When dealing with the death of a loved one, the most important factor in finding peace is how you communicate with yourself. Why? Because coping with the massive changes that the death of a loved one implies has little to do with what happens on the outside, but rather with our commitment to adapt to the new circumstances we face. That’s an inside job.

How we make sense of and relate to loss changes our perceptions and how we see our new world without the physical presence of the loved one.

In short, if we work on our inner life and realize that we have great power within, then it is possible to overcome any obstacle. This journey can be achieved by addressing seven key questions.

1. What do I want? Arguably, this is the number one question we all have to ask ourselves periodically throughout life for one simple reason: it helps us create goals and assess our values. Without clearly written goals, which we use as reminders, we are at the mercy of time, oblivion, and the influence of others.

As you think about your answers to this question, consider whether you are choosing to be defined by your loss or working to adjust to the circumstances of your new life. This is where the wisdom of your imagination and intuition can serve you well.

2. What are my limiting beliefs? There is no such thing as a problem-free life. However, limiting beliefs are often formed based on why this great loss had to happen to me. Therefore, the result is the formation of harmful beliefs such as “I have no future.” “I will always be alone”. “I’m getting what I deserve.” And the list can go on and on. Identify such beliefs, change them, and your behavior will change. What to replace them with follows.

3. What beliefs will help me cope with my loss? Here are three that others have used that strengthen the inner life.

(A) The road to coping well is always under construction. This means there is a lot of trial and error learning as we grapple with our loss and often we have to take new paths or try new ideas. There is no time limit on this process.

(B) I create my own reality through thoughts and actions. You can choose to create a positive or negative reality through what you consciously allow into your mental life and what you push out. In any case, you are always creating one or the other.

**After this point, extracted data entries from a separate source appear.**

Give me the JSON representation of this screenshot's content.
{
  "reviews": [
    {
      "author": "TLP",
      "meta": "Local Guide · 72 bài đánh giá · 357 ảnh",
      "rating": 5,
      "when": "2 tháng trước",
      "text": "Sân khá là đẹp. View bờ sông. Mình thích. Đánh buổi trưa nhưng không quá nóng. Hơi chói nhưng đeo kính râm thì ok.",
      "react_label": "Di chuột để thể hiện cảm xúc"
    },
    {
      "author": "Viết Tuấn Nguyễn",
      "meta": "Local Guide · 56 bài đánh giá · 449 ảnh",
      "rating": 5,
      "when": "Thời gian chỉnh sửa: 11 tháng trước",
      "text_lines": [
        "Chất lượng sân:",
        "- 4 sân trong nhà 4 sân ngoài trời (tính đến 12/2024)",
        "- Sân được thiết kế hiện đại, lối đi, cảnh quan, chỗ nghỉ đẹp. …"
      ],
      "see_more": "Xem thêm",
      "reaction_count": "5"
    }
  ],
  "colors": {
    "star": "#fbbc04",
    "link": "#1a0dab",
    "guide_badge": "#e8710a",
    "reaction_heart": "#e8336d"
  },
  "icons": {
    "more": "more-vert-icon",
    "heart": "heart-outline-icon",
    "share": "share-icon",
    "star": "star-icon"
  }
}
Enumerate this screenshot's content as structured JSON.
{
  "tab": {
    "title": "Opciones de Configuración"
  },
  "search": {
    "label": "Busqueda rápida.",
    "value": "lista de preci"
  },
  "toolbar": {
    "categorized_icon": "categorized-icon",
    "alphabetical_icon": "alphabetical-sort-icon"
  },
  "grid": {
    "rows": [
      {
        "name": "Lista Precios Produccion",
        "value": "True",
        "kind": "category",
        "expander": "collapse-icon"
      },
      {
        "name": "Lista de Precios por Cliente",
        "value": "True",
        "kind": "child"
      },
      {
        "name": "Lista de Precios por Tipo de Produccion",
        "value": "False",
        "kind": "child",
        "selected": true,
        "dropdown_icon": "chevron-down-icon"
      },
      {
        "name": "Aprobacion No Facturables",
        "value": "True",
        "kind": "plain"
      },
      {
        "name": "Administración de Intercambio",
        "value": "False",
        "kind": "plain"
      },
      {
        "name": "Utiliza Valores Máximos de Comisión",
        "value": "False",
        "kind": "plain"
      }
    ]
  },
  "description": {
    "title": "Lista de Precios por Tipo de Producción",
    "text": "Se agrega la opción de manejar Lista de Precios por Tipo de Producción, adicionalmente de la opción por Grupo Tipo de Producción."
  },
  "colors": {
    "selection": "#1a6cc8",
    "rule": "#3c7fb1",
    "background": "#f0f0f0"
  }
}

(C) You provide great power to whatever you focus your attention on. The part here is finding reminders and the right people to keep you focused on the mindset that brings peace and relief. Develop verbal, print, and visual reminders to help you shut down the negative when it starts to take over.

4. How can I help others? The answer to this question can put your inner life on a course that brings you great satisfaction, eases pain, and raises your self-esteem. And it will take the focus off of the self by aiding in the journey of reinvesting in life. The world is full of people who need your presence and affection, and that same presence and affection will return to your work of grievance by others.

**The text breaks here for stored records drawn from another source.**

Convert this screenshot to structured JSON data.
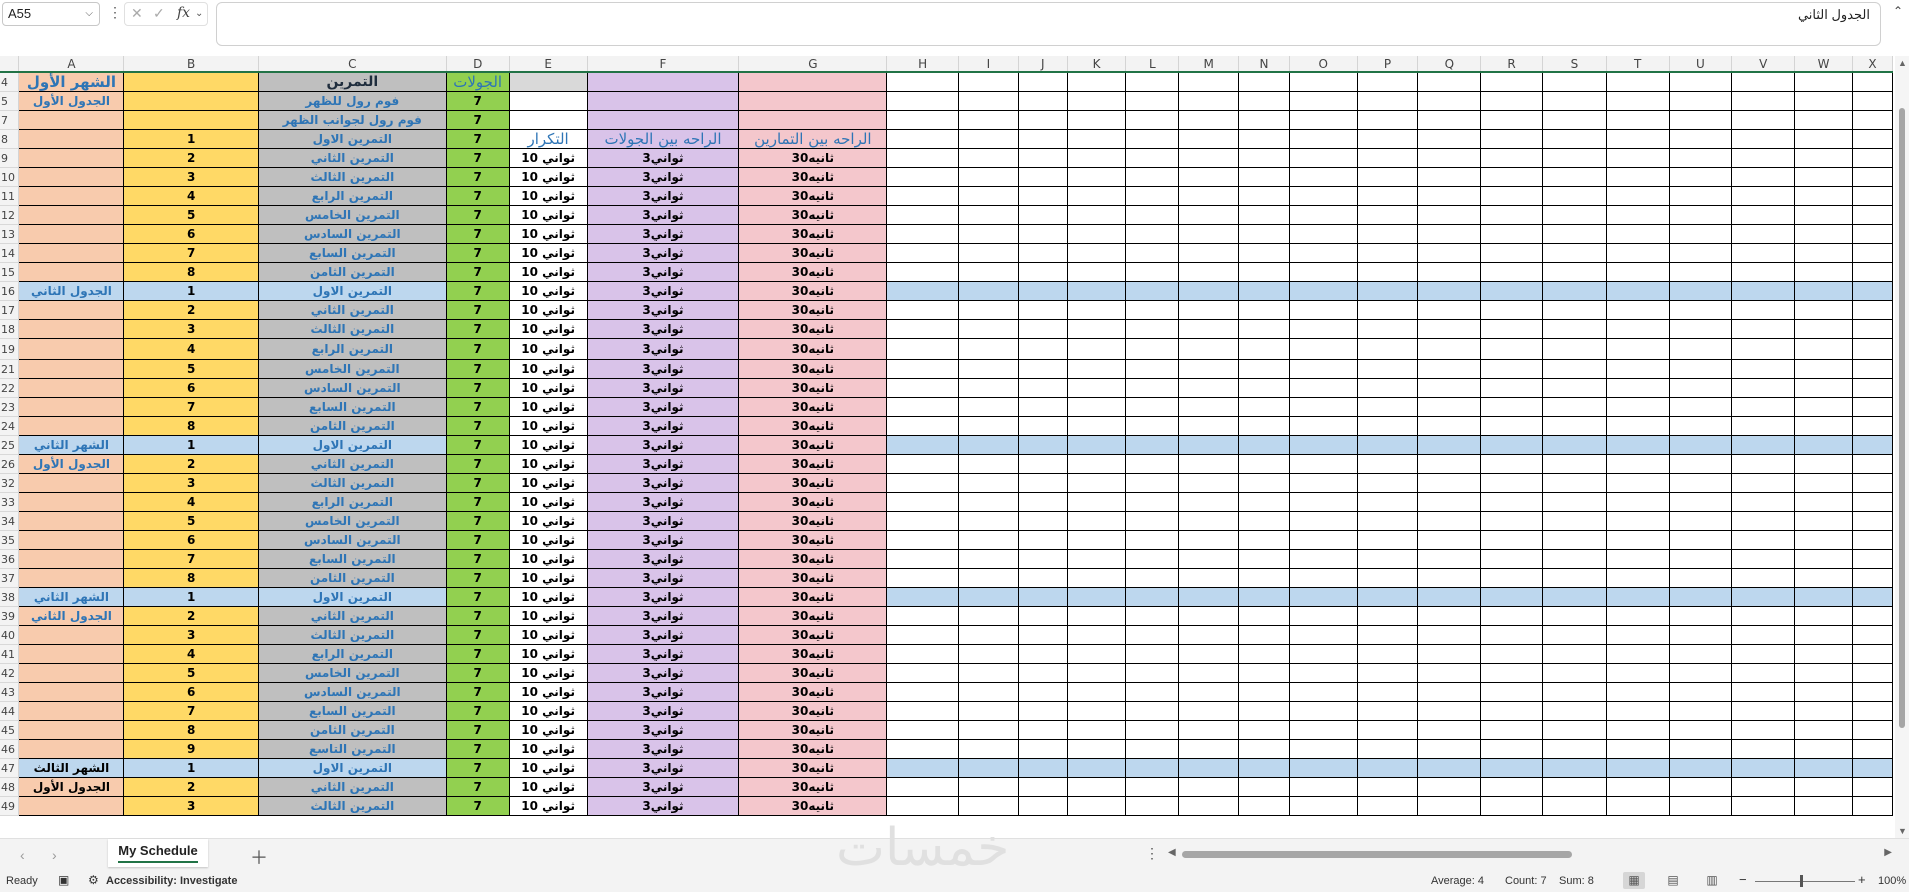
{
  "formula_bar": {
    "name_box": "A55",
    "fx": "fx",
    "content": "الجدول الثاني"
  },
  "columns": [
    "A",
    "B",
    "C",
    "D",
    "E",
    "F",
    "G",
    "H",
    "I",
    "J",
    "K",
    "L",
    "M",
    "N",
    "O",
    "P",
    "Q",
    "R",
    "S",
    "T",
    "U",
    "V",
    "W",
    "X"
  ],
  "header_row": {
    "row": "4",
    "a": "الشهر الأول",
    "b": "",
    "c": "التمرين",
    "d": "الجولات",
    "e": "",
    "f": "",
    "g": ""
  },
  "intro_rows": [
    {
      "row": "5",
      "a": "الجدول الأول",
      "b": "",
      "c": "فوم رول للظهر",
      "d": "7",
      "e": "",
      "f": "",
      "g": ""
    },
    {
      "row": "7",
      "a": "",
      "b": "",
      "c": "فوم رول لجوانب الظهر",
      "d": "7",
      "e": "",
      "f": "",
      "g": ""
    },
    {
      "row": "8",
      "a": "",
      "b": "1",
      "c": "التمرين الاول",
      "d": "7",
      "e": "التكرار",
      "f": "الراحه بين الجولات",
      "g": "الراحه بين التمارين"
    }
  ],
  "rows": [
    {
      "row": "9",
      "a": "",
      "b": "2",
      "c": "التمرين الثاني",
      "d": "7",
      "e": "10 ثواني",
      "f": "3ثواني",
      "g": "30ثانيه"
    },
    {
      "row": "10",
      "a": "",
      "b": "3",
      "c": "التمرين الثالث",
      "d": "7",
      "e": "10 ثواني",
      "f": "3ثواني",
      "g": "30ثانيه"
    },
    {
      "row": "11",
      "a": "",
      "b": "4",
      "c": "التمرين الرابع",
      "d": "7",
      "e": "10 ثواني",
      "f": "3ثواني",
      "g": "30ثانيه"
    },
    {
      "row": "12",
      "a": "",
      "b": "5",
      "c": "التمرين الخامس",
      "d": "7",
      "e": "10 ثواني",
      "f": "3ثواني",
      "g": "30ثانيه"
    },
    {
      "row": "13",
      "a": "",
      "b": "6",
      "c": "التمرين السادس",
      "d": "7",
      "e": "10 ثواني",
      "f": "3ثواني",
      "g": "30ثانيه"
    },
    {
      "row": "14",
      "a": "",
      "b": "7",
      "c": "التمرين السابع",
      "d": "7",
      "e": "10 ثواني",
      "f": "3ثواني",
      "g": "30ثانيه"
    },
    {
      "row": "15",
      "a": "",
      "b": "8",
      "c": "التمرين الثامن",
      "d": "7",
      "e": "10 ثواني",
      "f": "3ثواني",
      "g": "30ثانيه"
    },
    {
      "row": "16",
      "a": "الجدول الثاني",
      "b": "1",
      "c": "التمرين الاول",
      "d": "7",
      "e": "10 ثواني",
      "f": "3ثواني",
      "g": "30ثانيه",
      "hl": true
    },
    {
      "row": "17",
      "a": "",
      "b": "2",
      "c": "التمرين الثاني",
      "d": "7",
      "e": "10 ثواني",
      "f": "3ثواني",
      "g": "30ثانيه"
    },
    {
      "row": "18",
      "a": "",
      "b": "3",
      "c": "التمرين الثالث",
      "d": "7",
      "e": "10 ثواني",
      "f": "3ثواني",
      "g": "30ثانيه"
    },
    {
      "row": "19",
      "a": "",
      "b": "4",
      "c": "التمرين الرابع",
      "d": "7",
      "e": "10 ثواني",
      "f": "3ثواني",
      "g": "30ثانيه",
      "tall": true
    },
    {
      "row": "21",
      "a": "",
      "b": "5",
      "c": "التمرين الخامس",
      "d": "7",
      "e": "10 ثواني",
      "f": "3ثواني",
      "g": "30ثانيه"
    },
    {
      "row": "22",
      "a": "",
      "b": "6",
      "c": "التمرين السادس",
      "d": "7",
      "e": "10 ثواني",
      "f": "3ثواني",
      "g": "30ثانيه"
    },
    {
      "row": "23",
      "a": "",
      "b": "7",
      "c": "التمرين السابع",
      "d": "7",
      "e": "10 ثواني",
      "f": "3ثواني",
      "g": "30ثانيه"
    },
    {
      "row": "24",
      "a": "",
      "b": "8",
      "c": "التمرين الثامن",
      "d": "7",
      "e": "10 ثواني",
      "f": "3ثواني",
      "g": "30ثانيه"
    },
    {
      "row": "25",
      "a": "الشهر الثاني",
      "b": "1",
      "c": "التمرين الاول",
      "d": "7",
      "e": "10 ثواني",
      "f": "3ثواني",
      "g": "30ثانيه",
      "hl": true
    },
    {
      "row": "26",
      "a": "الجدول الأول",
      "b": "2",
      "c": "التمرين الثاني",
      "d": "7",
      "e": "10 ثواني",
      "f": "3ثواني",
      "g": "30ثانيه"
    },
    {
      "row": "32",
      "a": "",
      "b": "3",
      "c": "التمرين الثالث",
      "d": "7",
      "e": "10 ثواني",
      "f": "3ثواني",
      "g": "30ثانيه"
    },
    {
      "row": "33",
      "a": "",
      "b": "4",
      "c": "التمرين الرابع",
      "d": "7",
      "e": "10 ثواني",
      "f": "3ثواني",
      "g": "30ثانيه"
    },
    {
      "row": "34",
      "a": "",
      "b": "5",
      "c": "التمرين الخامس",
      "d": "7",
      "e": "10 ثواني",
      "f": "3ثواني",
      "g": "30ثانيه"
    },
    {
      "row": "35",
      "a": "",
      "b": "6",
      "c": "التمرين السادس",
      "d": "7",
      "e": "10 ثواني",
      "f": "3ثواني",
      "g": "30ثانيه"
    },
    {
      "row": "36",
      "a": "",
      "b": "7",
      "c": "التمرين السابع",
      "d": "7",
      "e": "10 ثواني",
      "f": "3ثواني",
      "g": "30ثانيه"
    },
    {
      "row": "37",
      "a": "",
      "b": "8",
      "c": "التمرين الثامن",
      "d": "7",
      "e": "10 ثواني",
      "f": "3ثواني",
      "g": "30ثانيه"
    },
    {
      "row": "38",
      "a": "الشهر الثاني",
      "b": "1",
      "c": "التمرين الاول",
      "d": "7",
      "e": "10 ثواني",
      "f": "3ثواني",
      "g": "30ثانيه",
      "hl": true
    },
    {
      "row": "39",
      "a": "الجدول الثاني",
      "b": "2",
      "c": "التمرين الثاني",
      "d": "7",
      "e": "10 ثواني",
      "f": "3ثواني",
      "g": "30ثانيه"
    },
    {
      "row": "40",
      "a": "",
      "b": "3",
      "c": "التمرين الثالث",
      "d": "7",
      "e": "10 ثواني",
      "f": "3ثواني",
      "g": "30ثانيه"
    },
    {
      "row": "41",
      "a": "",
      "b": "4",
      "c": "التمرين الرابع",
      "d": "7",
      "e": "10 ثواني",
      "f": "3ثواني",
      "g": "30ثانيه"
    },
    {
      "row": "42",
      "a": "",
      "b": "5",
      "c": "التمرين الخامس",
      "d": "7",
      "e": "10 ثواني",
      "f": "3ثواني",
      "g": "30ثانيه"
    },
    {
      "row": "43",
      "a": "",
      "b": "6",
      "c": "التمرين السادس",
      "d": "7",
      "e": "10 ثواني",
      "f": "3ثواني",
      "g": "30ثانيه"
    },
    {
      "row": "44",
      "a": "",
      "b": "7",
      "c": "التمرين السابع",
      "d": "7",
      "e": "10 ثواني",
      "f": "3ثواني",
      "g": "30ثانيه"
    },
    {
      "row": "45",
      "a": "",
      "b": "8",
      "c": "التمرين الثامن",
      "d": "7",
      "e": "10 ثواني",
      "f": "3ثواني",
      "g": "30ثانيه"
    },
    {
      "row": "46",
      "a": "",
      "b": "9",
      "c": "التمرين التاسع",
      "d": "7",
      "e": "10 ثواني",
      "f": "3ثواني",
      "g": "30ثانيه"
    },
    {
      "row": "47",
      "a": "الشهر الثالث",
      "b": "1",
      "c": "التمرين الاول",
      "d": "7",
      "e": "10 ثواني",
      "f": "3ثواني",
      "g": "30ثانيه",
      "hl": true,
      "boldA": true
    },
    {
      "row": "48",
      "a": "الجدول الأول",
      "b": "2",
      "c": "التمرين الثاني",
      "d": "7",
      "e": "10 ثواني",
      "f": "3ثواني",
      "g": "30ثانيه",
      "boldA": true
    },
    {
      "row": "49",
      "a": "",
      "b": "3",
      "c": "التمرين الثالث",
      "d": "7",
      "e": "10 ثواني",
      "f": "3ثواني",
      "g": "30ثانيه"
    }
  ],
  "sheet_tabs": [
    "My Schedule"
  ],
  "status": {
    "ready": "Ready",
    "accessibility": "Accessibility: Investigate",
    "average": "Average: 4",
    "count": "Count: 7",
    "sum": "Sum: 8",
    "zoom": "100%"
  },
  "watermark": "خمسات",
  "colors": {
    "A": "#f8cbad",
    "B": "#ffd966",
    "C": "#bfbfbf",
    "D": "#92d050",
    "E": "#d9d9d9",
    "F": "#d9c3e9",
    "G": "#f4c7cc",
    "highlight": "#bdd7ee",
    "link_text": "#2e75b6",
    "excel_green": "#217346"
  }
}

5. How can I build lifelong connections? Connections heal. The degree to which we are connected to our interests, the people in our lives, and willing to be open to ongoing learning and mystery in the world is an index of how well we will adapt to major change. Since change is inevitable, so must our willingness to pursue challenges that are ongoing. The wider your connection range, the better your chance of weathering whatever storm life throws your way. Give this question a high priority in the strategies you develop.

6. How many times have I said “I love you”? I have often said that choosing to love without expecting anything in return is a major force for successful coping. That love begins with oneself and recognizes the mystery and inner power that makes you the only you on the planet. You are special. You have the ability to show care and concern just by your presence, without saying a single word.

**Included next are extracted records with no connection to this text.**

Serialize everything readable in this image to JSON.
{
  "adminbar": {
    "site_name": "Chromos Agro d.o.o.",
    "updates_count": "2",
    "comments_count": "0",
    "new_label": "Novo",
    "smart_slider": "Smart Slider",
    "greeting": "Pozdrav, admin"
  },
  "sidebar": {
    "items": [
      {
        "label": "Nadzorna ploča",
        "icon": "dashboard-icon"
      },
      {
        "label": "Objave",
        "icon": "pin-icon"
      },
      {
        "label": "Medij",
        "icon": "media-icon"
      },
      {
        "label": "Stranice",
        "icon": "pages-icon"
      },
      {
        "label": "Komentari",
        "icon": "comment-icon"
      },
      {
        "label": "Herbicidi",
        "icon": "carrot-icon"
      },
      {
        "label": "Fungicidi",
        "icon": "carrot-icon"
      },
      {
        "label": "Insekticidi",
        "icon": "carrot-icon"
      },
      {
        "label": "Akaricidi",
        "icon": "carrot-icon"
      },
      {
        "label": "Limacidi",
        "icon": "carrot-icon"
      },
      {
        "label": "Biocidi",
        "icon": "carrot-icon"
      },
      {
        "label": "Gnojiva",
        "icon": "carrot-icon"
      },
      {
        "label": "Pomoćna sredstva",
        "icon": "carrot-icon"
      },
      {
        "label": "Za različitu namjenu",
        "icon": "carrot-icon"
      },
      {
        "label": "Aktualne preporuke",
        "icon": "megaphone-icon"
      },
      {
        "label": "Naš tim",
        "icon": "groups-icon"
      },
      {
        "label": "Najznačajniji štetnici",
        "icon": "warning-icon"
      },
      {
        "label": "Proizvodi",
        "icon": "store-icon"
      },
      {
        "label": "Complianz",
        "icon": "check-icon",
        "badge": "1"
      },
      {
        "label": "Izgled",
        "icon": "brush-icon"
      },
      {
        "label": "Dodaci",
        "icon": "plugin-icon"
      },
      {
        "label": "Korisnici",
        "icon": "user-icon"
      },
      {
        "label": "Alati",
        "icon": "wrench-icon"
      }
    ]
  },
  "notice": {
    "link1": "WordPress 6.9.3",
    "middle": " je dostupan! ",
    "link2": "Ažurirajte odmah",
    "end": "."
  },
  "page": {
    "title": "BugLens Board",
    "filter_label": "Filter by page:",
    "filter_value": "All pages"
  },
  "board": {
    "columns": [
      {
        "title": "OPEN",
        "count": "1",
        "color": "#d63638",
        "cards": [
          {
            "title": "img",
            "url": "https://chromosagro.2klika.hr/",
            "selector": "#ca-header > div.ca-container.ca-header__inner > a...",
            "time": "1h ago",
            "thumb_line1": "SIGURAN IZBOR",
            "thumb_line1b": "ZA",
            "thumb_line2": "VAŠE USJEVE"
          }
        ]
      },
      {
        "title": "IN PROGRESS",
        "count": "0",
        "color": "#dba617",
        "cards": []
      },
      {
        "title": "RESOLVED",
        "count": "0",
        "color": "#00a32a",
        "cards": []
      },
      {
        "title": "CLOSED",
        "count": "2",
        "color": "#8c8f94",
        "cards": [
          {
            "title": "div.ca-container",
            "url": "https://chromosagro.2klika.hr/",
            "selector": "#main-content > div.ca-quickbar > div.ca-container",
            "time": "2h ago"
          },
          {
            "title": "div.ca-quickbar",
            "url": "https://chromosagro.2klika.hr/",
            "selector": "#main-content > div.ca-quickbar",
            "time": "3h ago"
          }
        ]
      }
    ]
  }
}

Recognize that each person needs to know that they are loved. Expressing your love in words and deeds to yourself, the deceased and those who are close to you feeds your soul. Find the right time to write or say “I love you” to your loved one (you will always have a relationship with the deceased), to your Higher Power, and to those in your family and social circle.

7. What is my mission now? No one truly enjoys their life without the feeling that they are making a contribution. Take the time to examine options for creating or continuing a purpose or mission that you have previously adopted. If you don’t have one, consider who, where or what you will spend your time and energy honoring your loved one. How will you keep his memory alive? Or maybe carving out a new way to use your talents, add to them, or improve the health and spirit of yourself and others will provide you with new ideas for a quest.

These seven strategies require focused thought and a desire to grow through loss. Decide now the thoughts and behaviors that you will begin to develop to adapt to this great change in life.